Промолвив сие, сделал ещё один шажок. И вздохнул.

             Тут уж и помещик стал вести себя … не то, чтобы странно, а как-то  супротив обыкновения. Он принялся ретироваться спиною вперёд в ванную комнату, скрестив руки на груди (Библия всё так же была приторочена к его груди), и с опаской поглядывая на входную дверь.

                Штаб-ротмистр, получивший ответа, перестал разглядывать свои переставляемые ноги и поднял голову, ища взором друга.

           А увидев таковое движение он, скорее по наитию, нежели из солидарности сохранять молчание, взглядом спросил Кириллу Антоновича, мол, что случилось с вами?

            Ответом послужил короткий, но красноречивый взгляд на дверь. В обычай, таким взглядом указывают на таящегося недруга.

             Модест Павлович достал револьвер, как только возможно тихо взвёл курок и завёл руку с оружием за спину. Затем передвинулся в сторону от прямой линии, примерно соединявшей дверной проём и завешенное окошко.

              Кирилла же Антонович, по-прежнему тихо, таился в ванной комнате.
Страха ни у кого из друзей не было. Было ожидание длинною в два вздоха. На третий в дверь постучали.

         Малость помедлив, помещик кивнул головою согласительно.


--Кто там? – Спросил штаб-ротмистр.
--Добрые люди пожаловали! Отворите дверь! И ещё, Модест Павлович, оружие вам не понадобится. Отворяйте!

            Голос надворного советника друзья признали сразу и каждый, по-своему, отреагировал на него. Модест Павлович почти строевым шагом направился отворять двери, а Кирилла Антонович, пожав плечами, состроил мину, кою возможно было истолковать так – я же говорил, что скоро, да никто мне не верил!

         Однако жаль, что таковую реакцию на голос Александра Игнатьевич никто не узрел. Да, и ладно.

              Тем временем штаб-ротмистр уж обнимался с господином Толмачёвым, стараясь, одновременно, завести его в нумер, отводя подальше от двери.

--Нет, нет, погодите, я не один! Кирилла Антонович, подойдите же ко мне! Да-да-да, я чувствую не только крепкое объятие, но и …, - Александр Игнатьевич договорил не словами, а жестом, постучав перстом правицы по притороченной Библии.

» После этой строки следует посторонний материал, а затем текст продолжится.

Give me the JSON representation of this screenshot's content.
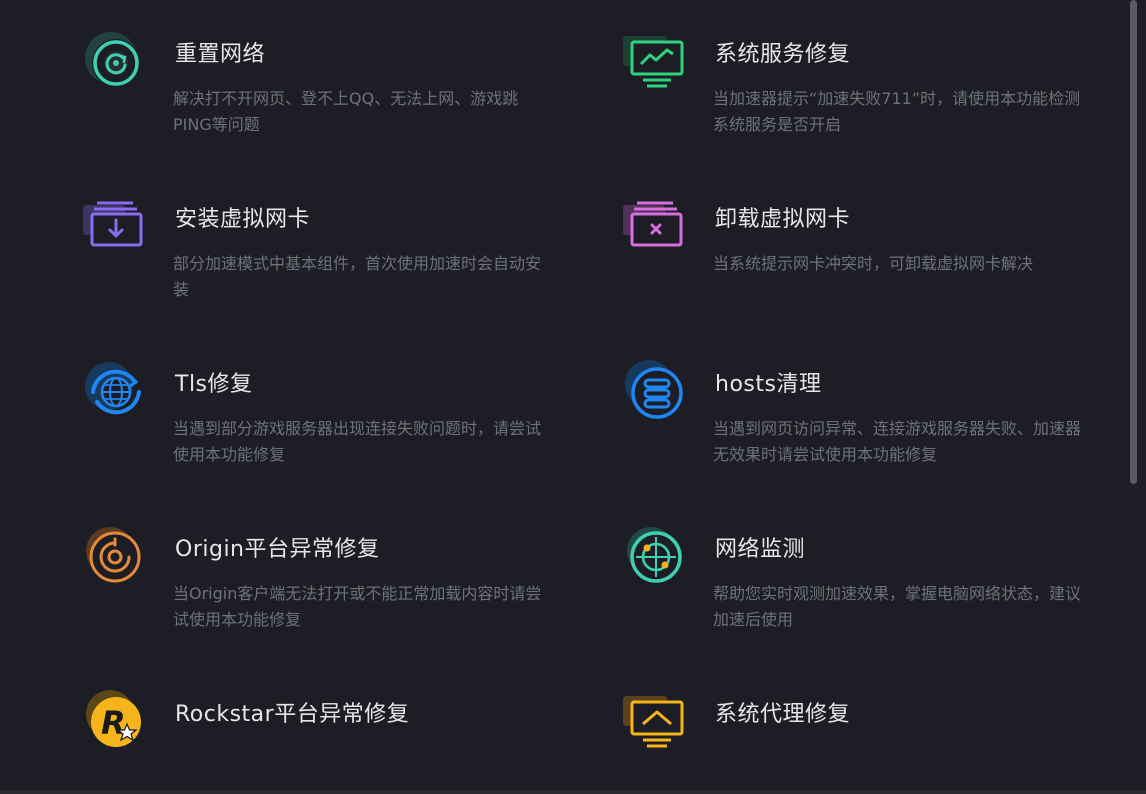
{
  "colors": {
    "background": "#1d1e25",
    "title": "#e6e7ec",
    "description": "#6f7179",
    "teal": "#3fd0b4",
    "green": "#2fd37d",
    "purple": "#8a6cf0",
    "pink": "#d86fe0",
    "blue": "#1f86f2",
    "orange": "#e58a36",
    "yellow": "#f5b41c"
  },
  "tools": [
    {
      "icon": "network-reset-icon",
      "title": "重置网络",
      "desc": "解决打不开网页、登不上QQ、无法上网、游戏跳PING等问题"
    },
    {
      "icon": "system-service-monitor-icon",
      "title": "系统服务修复",
      "desc": "当加速器提示“加速失败711”时，请使用本功能检测系统服务是否开启"
    },
    {
      "icon": "install-adapter-icon",
      "title": "安装虚拟网卡",
      "desc": "部分加速模式中基本组件，首次使用加速时会自动安装"
    },
    {
      "icon": "uninstall-adapter-icon",
      "title": "卸载虚拟网卡",
      "desc": "当系统提示网卡冲突时，可卸载虚拟网卡解决"
    },
    {
      "icon": "globe-refresh-icon",
      "title": "Tls修复",
      "desc": "当遇到部分游戏服务器出现连接失败问题时，请尝试使用本功能修复"
    },
    {
      "icon": "server-stack-icon",
      "title": "hosts清理",
      "desc": "当遇到网页访问异常、连接游戏服务器失败、加速器无效果时请尝试使用本功能修复"
    },
    {
      "icon": "origin-logo-icon",
      "title": "Origin平台异常修复",
      "desc": "当Origin客户端无法打开或不能正常加载内容时请尝试使用本功能修复"
    },
    {
      "icon": "radar-icon",
      "title": "网络监测",
      "desc": "帮助您实时观测加速效果，掌握电脑网络状态，建议加速后使用"
    },
    {
      "icon": "rockstar-logo-icon",
      "title": "Rockstar平台异常修复",
      "desc": ""
    },
    {
      "icon": "proxy-monitor-icon",
      "title": "系统代理修复",
      "desc": ""
    }
  ]
}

--Рад, по-настоящему рад встрече! А теперь, господа, наши с вами разговоры и вопросы оставим на после. Я уже говорил, что пожаловал к вам не в одиночестве. Опасаться сего человека вам не надо, равно, как и меня.

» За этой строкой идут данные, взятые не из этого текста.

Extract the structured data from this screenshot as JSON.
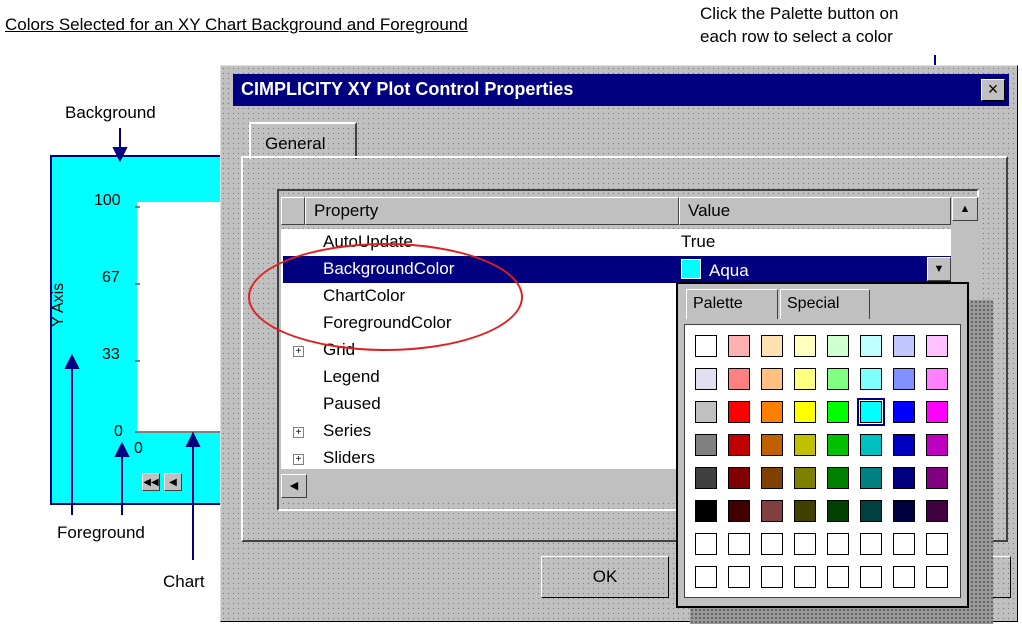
{
  "annotations": {
    "top_left": "Colors Selected for an XY Chart Background and Foreground",
    "top_right_line1": "Click the Palette button on",
    "top_right_line2": "each row to select a color",
    "background_label": "Background",
    "foreground_label": "Foreground",
    "chart_label": "Chart",
    "ellipse_color": "#e02020"
  },
  "sample_chart": {
    "background_color": "#00ffff",
    "y_ticks": [
      "100",
      "67",
      "33",
      "0"
    ],
    "x_tick": "0",
    "y_title": "Y Axis",
    "scroll_icons": [
      "first-page-icon",
      "prev-page-icon"
    ]
  },
  "dialog": {
    "title": "CIMPLICITY XY Plot Control Properties",
    "close_glyph": "×",
    "tab_general": "General",
    "grid": {
      "col_property": "Property",
      "col_value": "Value",
      "rows": [
        {
          "name": "AutoUpdate",
          "value": "True",
          "expand": false
        },
        {
          "name": "BackgroundColor",
          "value": "Aqua",
          "expand": false,
          "selected": true,
          "swatch": "#00ffff"
        },
        {
          "name": "ChartColor",
          "value": "",
          "expand": false
        },
        {
          "name": "ForegroundColor",
          "value": "",
          "expand": false
        },
        {
          "name": "Grid",
          "value": "",
          "expand": true
        },
        {
          "name": "Legend",
          "value": "",
          "expand": false
        },
        {
          "name": "Paused",
          "value": "",
          "expand": false
        },
        {
          "name": "Series",
          "value": "",
          "expand": true
        },
        {
          "name": "Sliders",
          "value": "",
          "expand": true
        }
      ]
    },
    "ok_label": "OK",
    "palette_tab": "Palette",
    "special_tab": "Special",
    "palette_colors": [
      [
        "#ffffff",
        "#ffb0b0",
        "#ffe0b0",
        "#ffffc0",
        "#d0ffd0",
        "#c0ffff",
        "#c0c8ff",
        "#ffc0ff"
      ],
      [
        "#e0e0f0",
        "#ff8080",
        "#ffc080",
        "#ffff80",
        "#80ff80",
        "#80ffff",
        "#8090ff",
        "#ff80ff"
      ],
      [
        "#c0c0c0",
        "#ff0000",
        "#ff8000",
        "#ffff00",
        "#00ff00",
        "#00ffff",
        "#0000ff",
        "#ff00ff"
      ],
      [
        "#808080",
        "#c00000",
        "#c06000",
        "#c0c000",
        "#00c000",
        "#00c0c0",
        "#0000c0",
        "#c000c0"
      ],
      [
        "#404040",
        "#800000",
        "#804000",
        "#808000",
        "#008000",
        "#008080",
        "#000080",
        "#800080"
      ],
      [
        "#000000",
        "#400000",
        "#804040",
        "#404000",
        "#004000",
        "#004040",
        "#000040",
        "#400040"
      ],
      [
        "#ffffff",
        "#ffffff",
        "#ffffff",
        "#ffffff",
        "#ffffff",
        "#ffffff",
        "#ffffff",
        "#ffffff"
      ],
      [
        "#ffffff",
        "#ffffff",
        "#ffffff",
        "#ffffff",
        "#ffffff",
        "#ffffff",
        "#ffffff",
        "#ffffff"
      ]
    ],
    "palette_selected": "#00ffff"
  }
}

          В нумер вошёл человек … я бы даже сказал иначе – человечек.
Росту он был небольшого, скорее, даже, малого. Подойдя к помещику для приветственного рукопожатия, он оказался головою малость ниже притороченной к груди книге.

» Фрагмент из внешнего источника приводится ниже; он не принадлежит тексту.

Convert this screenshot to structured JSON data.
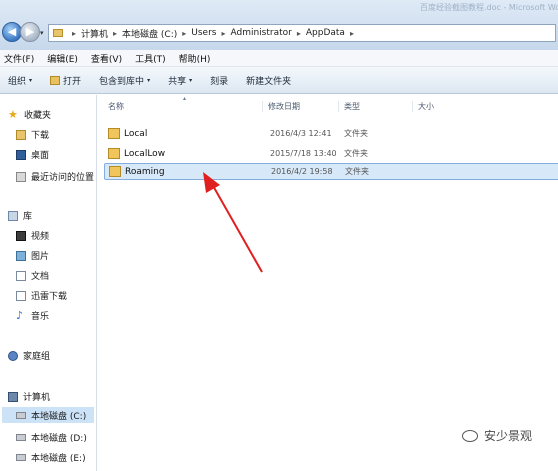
{
  "window": {
    "title": "百度经验截图教程.doc - Microsoft Word"
  },
  "navigation": {
    "back_icon": "back-arrow-icon",
    "forward_icon": "forward-arrow-icon",
    "dropdown": "▾"
  },
  "address": {
    "crumbs": [
      "计算机",
      "本地磁盘 (C:)",
      "Users",
      "Administrator",
      "AppData"
    ],
    "separator": "▸"
  },
  "menu": [
    "文件(F)",
    "编辑(E)",
    "查看(V)",
    "工具(T)",
    "帮助(H)"
  ],
  "toolbar": {
    "organize": "组织",
    "open": "打开",
    "include_in_library": "包含到库中",
    "share": "共享",
    "burn": "刻录",
    "new_folder": "新建文件夹",
    "caret": "▾"
  },
  "sidebar": {
    "favorites": "收藏夹",
    "favorites_items": [
      "下载",
      "桌面",
      "最近访问的位置"
    ],
    "libraries": "库",
    "library_items": [
      "视频",
      "图片",
      "文档",
      "迅雷下载",
      "音乐"
    ],
    "homegroup": "家庭组",
    "computer": "计算机",
    "drives": [
      "本地磁盘 (C:)",
      "本地磁盘 (D:)",
      "本地磁盘 (E:)"
    ],
    "star_glyph": "★",
    "note_glyph": "♪"
  },
  "columns": {
    "name": "名称",
    "modified": "修改日期",
    "type": "类型",
    "size": "大小",
    "sort_glyph": "▴"
  },
  "files": [
    {
      "name": "Local",
      "modified": "2016/4/3 12:41",
      "type": "文件夹",
      "selected": false
    },
    {
      "name": "LocalLow",
      "modified": "2015/7/18 13:40",
      "type": "文件夹",
      "selected": false
    },
    {
      "name": "Roaming",
      "modified": "2016/4/2 19:58",
      "type": "文件夹",
      "selected": true
    }
  ],
  "annotation": {
    "color": "#e02020"
  },
  "watermark": {
    "text": "安少景观",
    "icon": "wechat-icon"
  }
}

               Да и не рост был особенным во всём его облике. Особенным было его лицо.

             Видели ли вы, хоть единожды, рыдающего горестным плачем человека? Да, да, согласен, что вопросец сей так себе – не глуп, не разумен потому, что видать таковое душевное расстройство вам приходилось. К моему сожалению, приходилось многократно. У слёзно скорбящего человека изменяется лицо, не редко до такого, что и признать в нём ранее известную личность не всегда возможно. Горестная гримаса собирает кожицу на лбу, опуская наружные края бровей и сужает слезоточащие глаза. А уж рот … он искривлён вниз дрожащими уголками, уста подвержены дрожи и согнуты таким манером, что в обычной жизни так не складываются. Побородье сродни сморщенности лба, а вмиг отвисшие щёки лишь добавляют всему облику черты неузнаваемости.

           Довольно ли подробно описано лицо страдающего в минуты рыдания с тем, дабы вы смогли представить себе описываемую гримасу? Думаю, что довольно.
Теперь же, не растратив проявленного воображения, перенесите его на облик человечка, вошедшего в нумер по просьбе надворного советника. При всём при том, эта страдающая маска горестно рыдающего, была надета на совершенно спокойного и, даже, весёлого человека. Одним словом, оторвать глаз от вошедшего было невозможно.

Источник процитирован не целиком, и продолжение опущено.